As developers experiment with cloud application development, some new and not-so-new issues are coming up. Most of these concerns—security, reliability, data integration—are not unique to the cloud. They are important for all development projects, not just those that run on virtual servers outside company walls.

But the cloud is forcing developers to look at these issues in a new light, and to address them in the context of a new infrastructure and set of tools that are still emerging. We asked experts what cloud developers should be worrying about. Here’s a summary of the guidance they offered:

Security is No. 1
No surprise that this is a top concern that developers cite when considering cloud projects, according to Evans Data. On the cloud, it’s crucial to ensure that data and applications can be accessed only by those authorized to do so, said Colleen Smith, vice president of SaaS at development tool company Progress Software. Of course, that advice applies to virtually all applications, she said. “But access management and identity management are less of a concern for on-premise apps.”
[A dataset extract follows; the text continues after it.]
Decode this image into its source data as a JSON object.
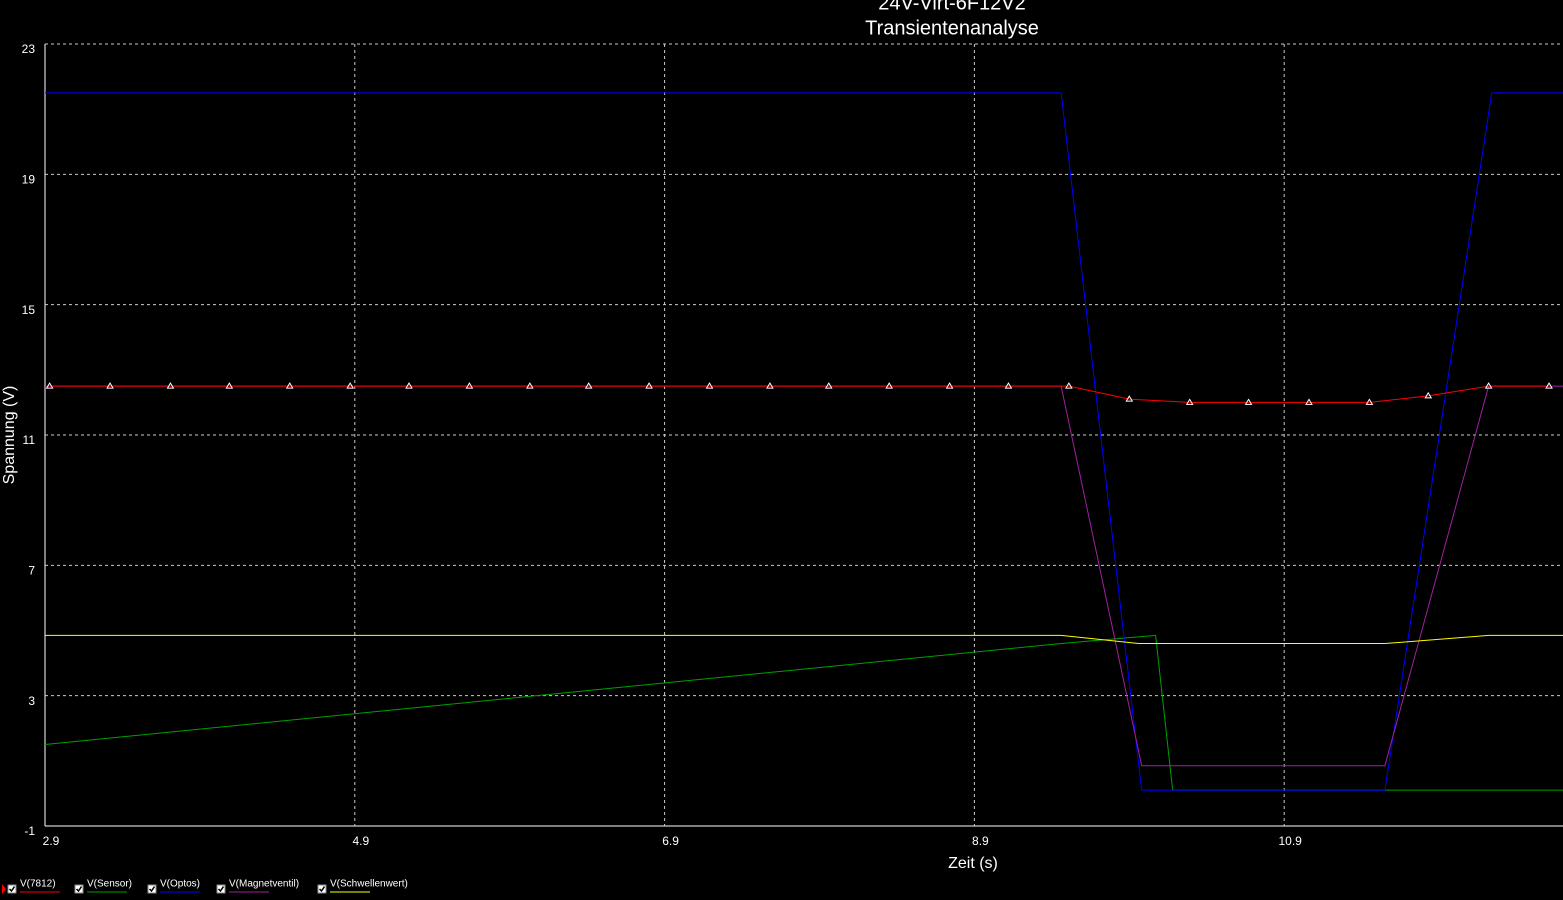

Also key for cloud apps is making sure data is encrypted for privacy reasons, and for compliance with government regulations such as HIPAA and PCI, which mandate encryption, said Fausto Bernardini, director of cloud services enablement for IBM Global Technology Services.

Don’t reach and out and ask for data
Even the simplest cloud applications typically pass data to and from on-premise systems. “You need to exercise tight control over how this is done,” said Michael Lester, manager of product management at CA Technologies, formerly Computer Associates. “Cloud apps should never reach out and ask for data,” he said.

Instead, data should be passed back and forth using secure Web services at scheduled times. You can make that happen as often as the application requires, but it should never occur randomly, he explained.

“You have to understand the cloud platform and how it interacts with on-premise applications,” added Saugatuck Technology vice president and analyst Mike West. “That is one of the architectural challenges of the cloud.”

Looking at the user interface through a new lens
The cloud is also forcing developers to think about UI issues in a new way—even if they have years of experience designing them, said Progress’ Smith. “When you deploy in the cloud, the user interface must be easy to use and flexible, since the application is typically accessed from a wide array of locations, with users coming in on various different devices.”

When you are writing an HR application for the cloud, it’s tempting to model the user interface of that app on the user interface found in existing on-premise HR apps, said Smith as an example. But this is a mistake, she cautioned.

“A user interface that works well for an on-premise application isn’t likely to fly in the cloud,” she said. To come up with the right solution, developers need to hone in on exactly who the user is. “The needs of HR employees who do payroll [on premises] are very different from the needs of HR employees who do resume review on the cloud,” she said.

Make it personal
Another issue that developers need to rethink for the cloud is personalization—the process of customizing apps for individual users, said Smith. On-premise apps are likely to undergo a lot of customization, and those changes are typically hard-coded, she said. “A better approach for cloud application is use templates, where users select customization options. You need to think about this at the outset.”

Keep things flowing
Cloud applications demand that developers take into account how these new apps will integrate with existing on-premise solutions, and what the workflows are, said Saugatuck Technology’s West. “Cloud apps [when they need to access data] must exit the app, look up information in an on-premise solution [such as CRM and ERP], and take that information back to the cloud,” he said. It’s important to map out the workflows as the application is developed rather than waiting to tackle application challenges later, he said.

Make sure it’s available
Sometimes developers focus so heavily on an application’s functionality that they forget to factor in performance issues, said Progress’ Smith. “You don’t want the first app you put out there [on the cloud] not to work,” she said.

IBM’s Bernardini recommends that developers build redundancy and fault tolerance into the software itself instead of addressing those issues after the fact.

SUBHED: Staying productive
Smith predicted that the move to cloud-based projects will change the way we define development cycles. “If you are developing for the cloud, productivity is really important. Development cycles will run from two weeks to three months,” she said. It’s crucial for developers to adopt the quick-change mindset, she said. “We put things up on the cloud. End users come in, and we make changes based on what users do.”

Who owns the data if an app is abandoned?
Like any new technology, the cloud will give us new things to worry about, said Mike Rozlog, product manager of Delphi solutions for development tool maker Embarcadero. “Cloud apps are likely to be abandoned when owners of those apps miss a payment to the service provider. That raises questions of who owns the data, particularly sensitive data,” he said.

“Will it automatically go to the cloud provider?” Not many of these situations have occurred yet, but looking ahead, these types of issues we will have to address, he said.

Cloud development tools are still a work in progress
West offered a final piece of advice for developers pursuing cloud projects. “Keep in mind that many of the cloud-based development tools and services are not fully mature, so deployment to those platforms can be fairly primitive.” But this isn’t necessarily a bad thing, he said.

“Experimentation by its very nature is an education. Developers are turning to the cloud to educate themselves.”